Monday, Nov. 09, 1970
Born. To Paul Anka, 29, teen-age singing sensation of the late 1950s, still making it big as a crooner-composer, and Anne De Zogheb, 28, his fashion-model wife of seven years: their third child, a daughter; in London.
Divorced. Marianne Faithfull, 23, longtime girl friend of the Rolling Stones' Mick Jagger; by John Dunbar, 27, American artist and writer; on uncontested grounds of adultery; after five years of marriage, one child; in London. The divorce does not become final for at least three months.
Died. George Smith, 65, Britain's top spy catcher, Detective Superintendent of Scotland Yard's Special Branch until 1963; of a heart attack; in Bath, England. Part of a team working with Military Intelligence (M.I.5), Smith built a reputation as a tracker of Nazi parachutists and saboteurs in World War II. In the shadow world of peacetime espionage, he put the finger on Atomic Spy Allan Nunn May in 1946 and Klaus Fuchs in 1950. But the most celebrated coup of his 35-year career was the unraveling in 1961 of a Soviet network headed by Spy Chief Gordon Lonsdale.
Died. Count Ilia A. Tolstoy, 67, grandson of Russian Author Leo Tolstoy, who immigrated to the U.S. in 1924 and became noted in his own right as an explorer, conservationist and ichthyologist; in Manhattan. As an OSS agent in World War II, Tolstoy led an expedition from India into Tibet to enlist the Dalai Lama's aid in preparing a last Allied redoubt in Asia, to be used if the Nazis and Japanese managed to link forces in India. As a scientist, he developed a hypodermic harpoon for live capture of huge sharks and contributed widely to the conservation of marine life; Floridians also remember him as a co-founder of the famed Marineland near St. Augustine.
Died. Giovacchino Forzano, 86, Italian playwright and librettist noted for his work with Puccini; in Rome. Forzano won plaudits for his librettos for Puccini's one-act Gianni Schicchi and Suor Angelica, and contributed librettos for such other composers as Mascagni, Leoncavallo and Lehar. Italians also remember him as the dramatist who nursed Mussolini's passion to write, thrice co-authoring plays with H Duce.
Died.
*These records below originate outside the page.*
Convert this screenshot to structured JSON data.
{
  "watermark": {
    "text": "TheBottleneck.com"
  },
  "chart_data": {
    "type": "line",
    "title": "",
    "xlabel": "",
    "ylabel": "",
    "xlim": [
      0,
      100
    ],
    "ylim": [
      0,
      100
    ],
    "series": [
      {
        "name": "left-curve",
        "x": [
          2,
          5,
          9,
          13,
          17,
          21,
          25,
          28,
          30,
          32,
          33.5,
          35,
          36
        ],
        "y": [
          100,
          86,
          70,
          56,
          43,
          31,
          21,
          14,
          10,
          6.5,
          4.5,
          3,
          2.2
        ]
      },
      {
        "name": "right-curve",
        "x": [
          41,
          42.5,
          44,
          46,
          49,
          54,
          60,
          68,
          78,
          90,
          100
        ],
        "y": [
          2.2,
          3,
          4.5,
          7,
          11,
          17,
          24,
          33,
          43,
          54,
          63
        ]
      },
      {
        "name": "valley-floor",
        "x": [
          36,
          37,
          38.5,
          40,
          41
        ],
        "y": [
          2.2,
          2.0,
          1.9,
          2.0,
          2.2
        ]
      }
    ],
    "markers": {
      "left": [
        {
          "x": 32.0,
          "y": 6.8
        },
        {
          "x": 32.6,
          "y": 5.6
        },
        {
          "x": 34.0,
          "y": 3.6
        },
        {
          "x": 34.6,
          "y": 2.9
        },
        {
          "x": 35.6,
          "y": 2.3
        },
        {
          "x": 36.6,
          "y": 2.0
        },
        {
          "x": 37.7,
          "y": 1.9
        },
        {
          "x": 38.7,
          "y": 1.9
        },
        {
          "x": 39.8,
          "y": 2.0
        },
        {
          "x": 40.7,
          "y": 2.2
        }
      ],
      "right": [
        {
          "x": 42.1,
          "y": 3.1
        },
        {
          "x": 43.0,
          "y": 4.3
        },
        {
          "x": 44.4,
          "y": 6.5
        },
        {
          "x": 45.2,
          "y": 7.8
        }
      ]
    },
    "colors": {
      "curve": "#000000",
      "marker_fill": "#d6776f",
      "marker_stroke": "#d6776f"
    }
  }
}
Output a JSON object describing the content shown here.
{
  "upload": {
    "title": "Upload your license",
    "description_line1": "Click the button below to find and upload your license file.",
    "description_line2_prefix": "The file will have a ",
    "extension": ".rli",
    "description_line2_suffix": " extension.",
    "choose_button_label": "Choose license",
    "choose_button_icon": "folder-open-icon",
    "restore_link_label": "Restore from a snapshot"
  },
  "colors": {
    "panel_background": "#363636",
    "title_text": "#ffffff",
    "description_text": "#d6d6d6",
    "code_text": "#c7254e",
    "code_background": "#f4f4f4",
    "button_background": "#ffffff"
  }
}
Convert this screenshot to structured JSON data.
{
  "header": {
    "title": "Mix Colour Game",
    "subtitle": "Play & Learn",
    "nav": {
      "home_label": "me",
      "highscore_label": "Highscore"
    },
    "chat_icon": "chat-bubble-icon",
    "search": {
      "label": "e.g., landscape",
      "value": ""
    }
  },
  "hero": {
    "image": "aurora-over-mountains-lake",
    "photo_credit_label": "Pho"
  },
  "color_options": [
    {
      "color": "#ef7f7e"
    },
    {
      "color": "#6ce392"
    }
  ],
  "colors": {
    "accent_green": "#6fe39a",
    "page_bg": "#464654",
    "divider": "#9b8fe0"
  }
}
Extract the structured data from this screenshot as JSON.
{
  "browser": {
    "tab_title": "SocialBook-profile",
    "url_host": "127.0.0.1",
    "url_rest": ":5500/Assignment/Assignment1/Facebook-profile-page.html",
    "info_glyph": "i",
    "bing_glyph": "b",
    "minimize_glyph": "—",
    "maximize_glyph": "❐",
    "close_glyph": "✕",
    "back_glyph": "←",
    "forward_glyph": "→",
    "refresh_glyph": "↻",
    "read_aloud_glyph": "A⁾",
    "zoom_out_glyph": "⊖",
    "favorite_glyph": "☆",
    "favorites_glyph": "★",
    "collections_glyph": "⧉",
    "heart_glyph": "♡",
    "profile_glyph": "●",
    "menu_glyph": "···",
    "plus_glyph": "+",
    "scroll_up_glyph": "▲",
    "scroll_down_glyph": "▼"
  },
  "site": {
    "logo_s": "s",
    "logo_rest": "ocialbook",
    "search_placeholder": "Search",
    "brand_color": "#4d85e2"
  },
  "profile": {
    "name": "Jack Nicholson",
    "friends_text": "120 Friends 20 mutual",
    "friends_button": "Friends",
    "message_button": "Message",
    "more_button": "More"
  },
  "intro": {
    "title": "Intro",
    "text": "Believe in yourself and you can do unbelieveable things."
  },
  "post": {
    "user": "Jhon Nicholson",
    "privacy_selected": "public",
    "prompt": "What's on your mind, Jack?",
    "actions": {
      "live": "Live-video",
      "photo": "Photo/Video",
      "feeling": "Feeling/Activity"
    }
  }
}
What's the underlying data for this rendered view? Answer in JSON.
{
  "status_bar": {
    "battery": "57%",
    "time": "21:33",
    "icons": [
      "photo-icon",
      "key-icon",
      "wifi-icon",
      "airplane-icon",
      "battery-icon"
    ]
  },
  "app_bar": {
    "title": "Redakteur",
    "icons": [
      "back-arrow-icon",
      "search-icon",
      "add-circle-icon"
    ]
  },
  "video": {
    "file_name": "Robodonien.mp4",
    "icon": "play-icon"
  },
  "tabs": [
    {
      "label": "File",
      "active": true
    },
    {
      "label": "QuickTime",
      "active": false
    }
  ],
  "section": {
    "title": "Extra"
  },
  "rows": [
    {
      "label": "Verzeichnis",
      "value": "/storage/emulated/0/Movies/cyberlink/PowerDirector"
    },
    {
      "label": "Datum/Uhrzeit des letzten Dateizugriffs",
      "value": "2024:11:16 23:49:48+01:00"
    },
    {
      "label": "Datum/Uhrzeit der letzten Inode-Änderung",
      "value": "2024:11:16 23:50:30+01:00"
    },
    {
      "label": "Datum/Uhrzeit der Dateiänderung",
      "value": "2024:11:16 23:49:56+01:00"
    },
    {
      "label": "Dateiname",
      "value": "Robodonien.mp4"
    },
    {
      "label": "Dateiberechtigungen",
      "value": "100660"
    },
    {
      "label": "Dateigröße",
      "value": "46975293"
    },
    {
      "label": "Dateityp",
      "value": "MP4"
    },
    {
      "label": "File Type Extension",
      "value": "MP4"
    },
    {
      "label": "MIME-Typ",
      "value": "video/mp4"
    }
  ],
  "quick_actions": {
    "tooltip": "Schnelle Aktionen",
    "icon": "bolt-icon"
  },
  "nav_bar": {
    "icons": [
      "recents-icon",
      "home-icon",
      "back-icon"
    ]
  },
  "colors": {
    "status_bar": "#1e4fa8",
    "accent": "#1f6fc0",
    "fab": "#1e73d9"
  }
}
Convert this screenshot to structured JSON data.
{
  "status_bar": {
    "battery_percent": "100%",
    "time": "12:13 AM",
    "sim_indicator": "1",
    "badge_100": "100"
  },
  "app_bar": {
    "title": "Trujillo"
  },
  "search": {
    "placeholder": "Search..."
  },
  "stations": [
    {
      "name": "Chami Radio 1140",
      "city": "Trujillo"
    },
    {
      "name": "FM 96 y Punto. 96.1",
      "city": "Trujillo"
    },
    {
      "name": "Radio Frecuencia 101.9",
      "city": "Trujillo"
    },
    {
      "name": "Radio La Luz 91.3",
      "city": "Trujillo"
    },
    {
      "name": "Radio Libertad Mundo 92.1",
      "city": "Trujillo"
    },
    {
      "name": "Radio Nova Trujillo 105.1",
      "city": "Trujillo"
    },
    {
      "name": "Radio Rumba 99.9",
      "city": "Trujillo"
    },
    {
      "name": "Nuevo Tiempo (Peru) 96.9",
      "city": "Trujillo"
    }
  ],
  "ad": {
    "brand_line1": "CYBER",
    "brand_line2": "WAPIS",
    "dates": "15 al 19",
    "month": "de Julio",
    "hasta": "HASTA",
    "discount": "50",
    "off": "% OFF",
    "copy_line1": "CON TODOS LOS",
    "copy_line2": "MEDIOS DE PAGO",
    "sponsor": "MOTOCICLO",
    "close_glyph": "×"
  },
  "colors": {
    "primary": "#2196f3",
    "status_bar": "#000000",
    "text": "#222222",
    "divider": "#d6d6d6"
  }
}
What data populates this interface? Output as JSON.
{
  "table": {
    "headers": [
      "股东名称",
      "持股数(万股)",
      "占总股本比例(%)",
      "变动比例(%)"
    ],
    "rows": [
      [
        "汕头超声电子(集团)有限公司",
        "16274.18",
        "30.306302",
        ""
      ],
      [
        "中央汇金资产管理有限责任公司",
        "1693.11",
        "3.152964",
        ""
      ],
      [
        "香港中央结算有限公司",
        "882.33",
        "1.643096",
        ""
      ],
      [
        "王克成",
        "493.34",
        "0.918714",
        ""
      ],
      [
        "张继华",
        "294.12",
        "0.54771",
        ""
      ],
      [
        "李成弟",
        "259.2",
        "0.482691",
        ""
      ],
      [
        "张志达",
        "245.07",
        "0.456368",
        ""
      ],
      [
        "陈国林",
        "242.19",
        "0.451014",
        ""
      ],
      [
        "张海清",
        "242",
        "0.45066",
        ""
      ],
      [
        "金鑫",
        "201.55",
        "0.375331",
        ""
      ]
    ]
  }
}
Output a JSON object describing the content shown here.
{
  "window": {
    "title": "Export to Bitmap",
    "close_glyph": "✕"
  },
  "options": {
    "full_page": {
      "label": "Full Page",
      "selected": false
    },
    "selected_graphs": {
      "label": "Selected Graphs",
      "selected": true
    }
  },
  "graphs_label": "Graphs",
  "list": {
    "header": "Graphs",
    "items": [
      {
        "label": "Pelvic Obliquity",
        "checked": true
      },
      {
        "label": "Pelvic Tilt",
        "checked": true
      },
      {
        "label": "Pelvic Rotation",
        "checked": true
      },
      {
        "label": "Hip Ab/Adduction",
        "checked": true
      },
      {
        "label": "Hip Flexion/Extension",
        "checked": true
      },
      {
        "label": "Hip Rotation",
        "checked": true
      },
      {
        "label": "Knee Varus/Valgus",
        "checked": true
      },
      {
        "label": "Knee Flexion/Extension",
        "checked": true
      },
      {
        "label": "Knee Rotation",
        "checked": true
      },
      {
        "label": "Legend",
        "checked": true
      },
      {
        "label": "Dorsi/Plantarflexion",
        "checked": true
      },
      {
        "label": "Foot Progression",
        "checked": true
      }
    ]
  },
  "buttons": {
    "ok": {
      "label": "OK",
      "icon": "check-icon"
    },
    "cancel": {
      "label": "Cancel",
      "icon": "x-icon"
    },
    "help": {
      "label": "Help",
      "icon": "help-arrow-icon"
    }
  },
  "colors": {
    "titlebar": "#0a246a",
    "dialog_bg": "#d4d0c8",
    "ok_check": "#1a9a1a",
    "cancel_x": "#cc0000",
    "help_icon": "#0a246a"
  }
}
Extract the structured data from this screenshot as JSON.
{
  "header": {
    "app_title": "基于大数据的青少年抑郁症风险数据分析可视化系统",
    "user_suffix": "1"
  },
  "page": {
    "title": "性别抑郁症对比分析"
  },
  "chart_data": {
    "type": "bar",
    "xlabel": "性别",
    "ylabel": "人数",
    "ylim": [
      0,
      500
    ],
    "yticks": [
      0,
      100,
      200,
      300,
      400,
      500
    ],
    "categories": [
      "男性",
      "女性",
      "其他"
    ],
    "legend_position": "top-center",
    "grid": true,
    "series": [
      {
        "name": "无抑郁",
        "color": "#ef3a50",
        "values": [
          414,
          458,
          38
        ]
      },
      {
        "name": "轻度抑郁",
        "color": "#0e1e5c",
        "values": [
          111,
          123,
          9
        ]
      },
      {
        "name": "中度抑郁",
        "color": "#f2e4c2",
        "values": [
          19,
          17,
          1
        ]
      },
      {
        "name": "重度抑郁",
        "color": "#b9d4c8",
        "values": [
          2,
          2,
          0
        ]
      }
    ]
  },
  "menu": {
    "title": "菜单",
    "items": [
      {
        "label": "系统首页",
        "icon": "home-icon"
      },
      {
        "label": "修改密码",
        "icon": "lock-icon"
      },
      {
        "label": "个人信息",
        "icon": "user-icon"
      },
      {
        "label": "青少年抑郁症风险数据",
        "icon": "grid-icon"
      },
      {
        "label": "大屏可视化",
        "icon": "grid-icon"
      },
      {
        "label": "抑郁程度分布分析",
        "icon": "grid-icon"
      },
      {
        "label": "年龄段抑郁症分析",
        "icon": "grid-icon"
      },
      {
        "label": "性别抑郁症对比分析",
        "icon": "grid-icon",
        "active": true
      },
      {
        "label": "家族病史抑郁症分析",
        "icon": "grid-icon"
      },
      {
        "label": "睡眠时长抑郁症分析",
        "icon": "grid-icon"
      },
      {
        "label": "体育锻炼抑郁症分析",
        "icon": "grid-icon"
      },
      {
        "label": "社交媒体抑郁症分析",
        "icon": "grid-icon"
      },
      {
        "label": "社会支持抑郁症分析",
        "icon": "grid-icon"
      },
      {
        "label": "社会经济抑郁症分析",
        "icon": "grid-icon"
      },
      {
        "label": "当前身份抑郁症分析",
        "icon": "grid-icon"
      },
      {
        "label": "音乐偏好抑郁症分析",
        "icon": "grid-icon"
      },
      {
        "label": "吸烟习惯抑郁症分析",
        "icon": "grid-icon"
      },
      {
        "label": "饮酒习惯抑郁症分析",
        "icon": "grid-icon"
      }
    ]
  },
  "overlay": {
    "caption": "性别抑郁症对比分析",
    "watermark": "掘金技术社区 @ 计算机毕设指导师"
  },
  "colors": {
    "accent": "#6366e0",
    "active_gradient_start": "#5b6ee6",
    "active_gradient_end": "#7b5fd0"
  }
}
Raymond C. Hoiles, 91, president of the Freedom Newspapers chain with 20 dailies (combined circ.: over 500,000) in Florida. Ohio, Nebraska, New Mexico, Texas, Colorado and California; in Santa Ana, Calif. So conservative that he refused to endorse Dwight Eisenhower or Robert A. Taft, Hoiles inveighed against anything even remotely socialistic, including tax-supported compulsory public education.